Again, after some thought and a deep breath, he said,
The Press always had fascination for me; back then, I was not only bedeviling you, but also pursuing something I loved... words. I had no teaching in how to behave properly in a place of business. If you think I am apologizing to curry your favour, I offer myself to be truth-drugged so you may ask me that question when I cannot lie to you.”

There was a buzz through the room. I had, of course, undergone it for the sake of news-scribes myself a few times, so the precedent was there, and they could know he was serious. “Publicly?” Intharas said heavily.
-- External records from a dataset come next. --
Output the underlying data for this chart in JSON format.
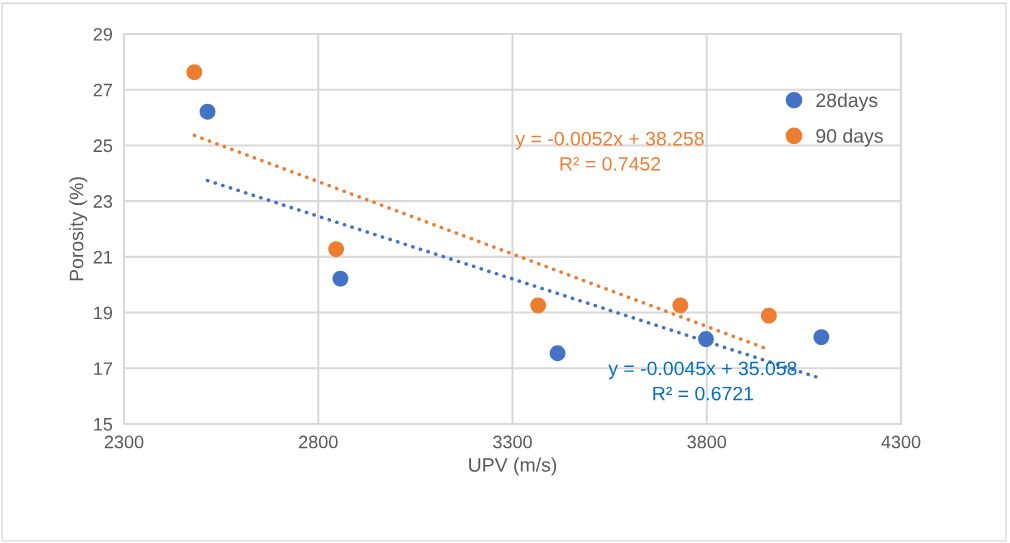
{
  "chart_data": {
    "type": "scatter",
    "xlabel": "UPV (m/s)",
    "ylabel": "Porosity (%)",
    "xlim": [
      2300,
      4300
    ],
    "xticks": [
      2300,
      2800,
      3300,
      3800,
      4300
    ],
    "ylim": [
      15,
      29
    ],
    "yticks": [
      15,
      17,
      19,
      21,
      23,
      25,
      27,
      29
    ],
    "grid": true,
    "legend": "right",
    "marker": "circle",
    "series": [
      {
        "name": "28days",
        "color": "#4472c4",
        "x": [
          2515,
          2857,
          3416,
          3798,
          4095
        ],
        "values": [
          26.21,
          20.22,
          17.54,
          18.05,
          18.12
        ]
      },
      {
        "name": "90 days",
        "color": "#ed7d31",
        "x": [
          2481,
          2846,
          3366,
          3732,
          3960
        ],
        "values": [
          27.63,
          21.28,
          19.26,
          19.26,
          18.89
        ]
      },
      {
        "type": "line",
        "line_style": "dotted",
        "marker": "none",
        "color": "#4472c4",
        "x": [
          2515,
          4095
        ],
        "values": [
          23.74,
          16.63
        ]
      },
      {
        "type": "line",
        "line_style": "dotted",
        "marker": "none",
        "color": "#ed7d31",
        "x": [
          2481,
          3960
        ],
        "values": [
          25.36,
          17.67
        ]
      }
    ],
    "annotations": [
      "y = -0.0052x + 38.258\nR² = 0.7452",
      "y = -0.0045x + 35.058\nR² = 0.6721"
    ]
  }
}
“Yes, if Arko wants that,” Minis said, gaining confidence.

“Well, I tell you what, Minis Aan, son of Kurkas, once Spark of the Sun’s Ray,” the high editor said. “If you let us question you under truth-drug—in such a way that we can be absolutely certain you are truly under truth-drug and there’s no chicanery—and the other candidates refuse to do likewise, else accede but don’t give answers as good as yours… the Pages will recommend you.”

“I’ll undergo it too, if that is your wish, High Editor,” Kallijas said, in his calm, impeccably-formal way.

Intharas glanced back and forth between the two of them, an abundance of good fortune seeming to fluster him. The buzz rose in the room; they all wanted to be there. “You could garner more than one press recommendation this way,” I whispered to Minis and Kall both. They both nodded agreement.


“We’ll do it in this very room,” I said, and all will be welcome.